Abstract

Background: Ischaemic heart disease is responsible for a significant health care burden in the elderly. The benefit from coronary revascularization with PCI in very elderly patients remains unclear. Purpose: We sought to assess the morbidity and mortality of very elderly patients (VEP; age ≥80 years) undergoing PCI, and compare outcomes to elderly patients (EP; 70-79 years). Methods: 820 consecutive patients (age ≥70 years) undergoing PCI over a three-year period were included (Jan 2012 to Jan 2015).

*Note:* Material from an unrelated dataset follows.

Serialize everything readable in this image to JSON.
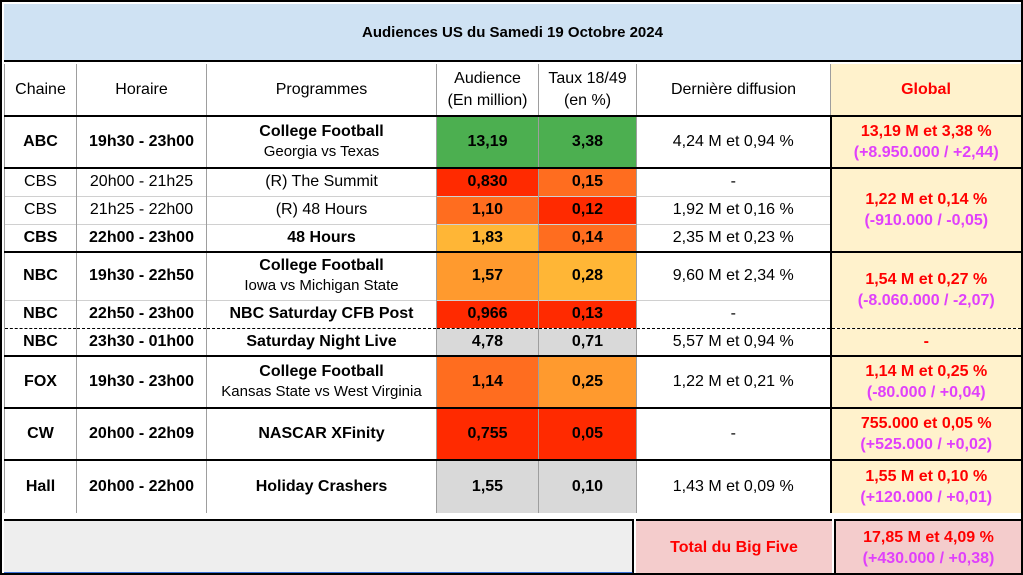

Baseline characteristics, procedural details and clinical outcomes at three points of follow up (in-hospital, 30-day and 1-year) were recorded and patients were classified in to two groups, EP (n=508, 65% males) and VEP (n=312, 67% males). Results: 875 PCI procedures were evaluated, 553 (62%) in the EP group and 322 (38%) performed in VEP group. Baseline characteristics were similar in both groups. All comparative data are expressed as VEP vs. EP with p<0.05 unless otherwise stated. VEP were more likely than EP to undergo PCI for ACS [STEMI (35.3% vs. 22.0%), NSTEMI (47.9% vs. 44.7%)]. EP were more likely to have PCI for stable angina. VEP were more likely to receive three or more stents than EP (19.6% vs. 13.1%). Uni-variable relative risk analyses of mortality and post-procedural complications are shown in Figure 1. Global unadjusted in-hospital mortality was higher in the VEP group (9.1% vs. 4.9%). Global mortality was also higher in the VEP group at 30-day follow up (10.3% vs. 7.5%) and 1-year end point (18.6% vs. 8.7%). Among the post procedure complications, major bleeding requiring transfusion and renal failure were higher in the VEP, whilst stroke rates were not statistically different. Conclusions: Very elderly patients undergoing PCI have higher mortality and complication rate compared to elderly patients. The higher risk of complications may in part be explained by their higher likelihood to present with an ACS and more complex anatomy.